Les résultats d’une étude récente suggéraient que l’endoscopie base n’augmente pas le risque fœtal
. Dans une étude de cohorte en population générale, 3 052 grossesses au cours desquelles une endoscopie haute (n = 2 025) et/ou basse ‘n=1 109) a été pratiquée, ont été identifiées. En comparaison à la population générale, la réalisation d’une endoscopie était associée à un risque relatif (RR) élevé de prématurité : RR = 1,54 (IC 95% : 1,36-1,75) et de faible poids de naissance : RR = 1,30 (IC 95% : 1,07-1,57) indépendamment du trimestre de grossesse. La même analyse chez des patientes n’ayant pas de MICI, de maladie cœliaque ou de maladie du foie montrait que la pratique d’une endoscopie n’était pas associée à un sur-risque fœtal. Le pronostic fœtal n’était pas non plus impacté par l’endoscopie chez les patientes ayant eu plusieurs grossesses dont l’une avait nécessité la réalisation d’une endoscopie.

Ces données sont rassurantes mais confirment la nécessité de trouver des solutions alternatives à la réalisation des endoscopies au cours de la grossesse.

Quand faut-il proposer un accouchement par césarienne ?
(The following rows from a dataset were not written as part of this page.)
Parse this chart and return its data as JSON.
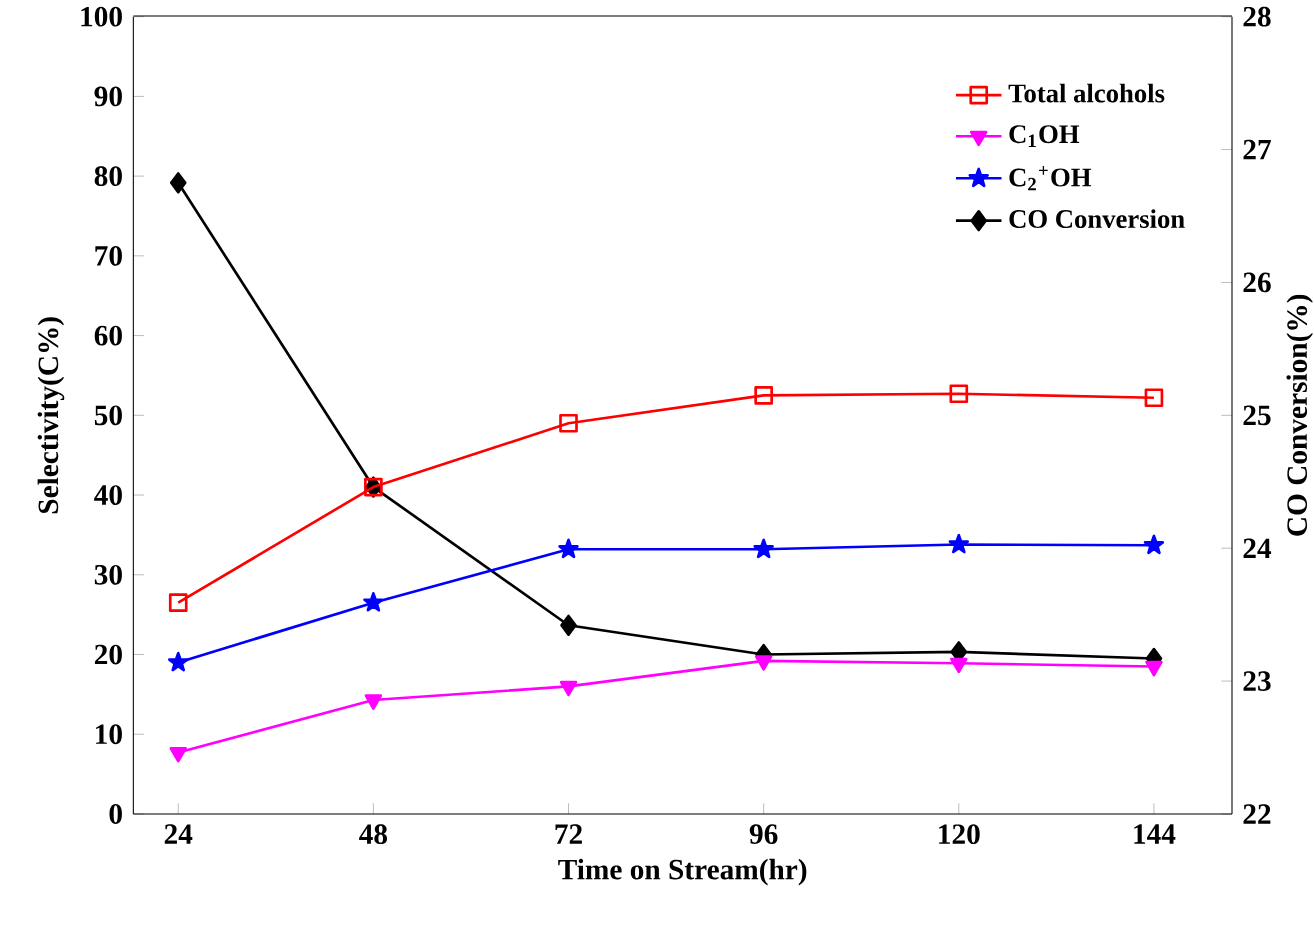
{
  "chart_data": {
    "type": "line",
    "categories": [
      "24",
      "48",
      "72",
      "96",
      "120",
      "144"
    ],
    "xlabel": "Time on Stream(hr)",
    "ylabel": "Selectivity(C%)",
    "y2label": "CO Conversion(%)",
    "ylim": [
      0,
      100
    ],
    "yticks": [
      0,
      10,
      20,
      30,
      40,
      50,
      60,
      70,
      80,
      90,
      100
    ],
    "y2lim": [
      22,
      28
    ],
    "y2ticks": [
      22,
      23,
      24,
      25,
      26,
      27,
      28
    ],
    "legend": "top right",
    "grid": false,
    "line_style": "solid",
    "series": [
      {
        "name": "Total alcohols",
        "color": "#ff0000",
        "marker": "square",
        "values": [
          26.5,
          41,
          49,
          52.5,
          52.7,
          52.2
        ]
      },
      {
        "name": "C$_{1}$OH",
        "color": "#ff00ff",
        "marker": "triangle",
        "values": [
          7.7,
          14.3,
          16,
          19.2,
          18.9,
          18.5
        ]
      },
      {
        "name": "C$_{2}$$^{+}$OH",
        "color": "#0000ff",
        "marker": "star",
        "values": [
          19,
          26.5,
          33.2,
          33.2,
          33.8,
          33.7
        ]
      },
      {
        "name": "CO Conversion",
        "color": "#000000",
        "marker": "diamond",
        "axis": "y2",
        "values": [
          26.75,
          24.46,
          23.42,
          23.2,
          23.22,
          23.17
        ]
      }
    ]
  }
}
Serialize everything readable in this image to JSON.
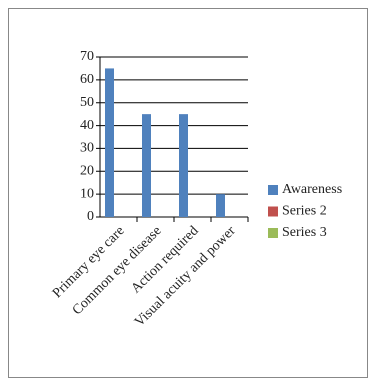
{
  "chart_data": {
    "type": "bar",
    "categories": [
      "Primary eye care",
      "Common eye disease",
      "Action required",
      "Visual acuity and power"
    ],
    "series": [
      {
        "name": "Awareness",
        "color": "#4f81bd",
        "values": [
          65,
          45,
          45,
          10
        ]
      },
      {
        "name": "Series 2",
        "color": "#c0504d",
        "values": [
          null,
          null,
          null,
          null
        ]
      },
      {
        "name": "Series 3",
        "color": "#9bbb59",
        "values": [
          null,
          null,
          null,
          null
        ]
      }
    ],
    "ylim": [
      0,
      70
    ],
    "yticks": [
      0,
      10,
      20,
      30,
      40,
      50,
      60,
      70
    ],
    "grid": true,
    "legend": "right"
  }
}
Il s’agit avant tout d’une décision obstétricale. D’un point de vue gastro-entérologique, une césarienne est recommandée en cas de maladie périnéale et/ou rectale active. Le risque de développer ou de récidiver une atteinte périnéale n’est pas augmentée par un accouchement par voie basse.

L’existence d’une stomie ne contre- indique pas un accouchement par voie basse.

CONCLUSION

Les projets de grossesse de nos patients ne doivent pas être repoussés inutilement. Ils doivent être anticipés et discutés chez les adultes jeunes pour les amener à le concevoir lors d’une période de rémission. Il est primordial de discuter des traitements et de leur sécurité d’utilisation pour évaluer les bénéfices et les risques en tenant compte de leur avis.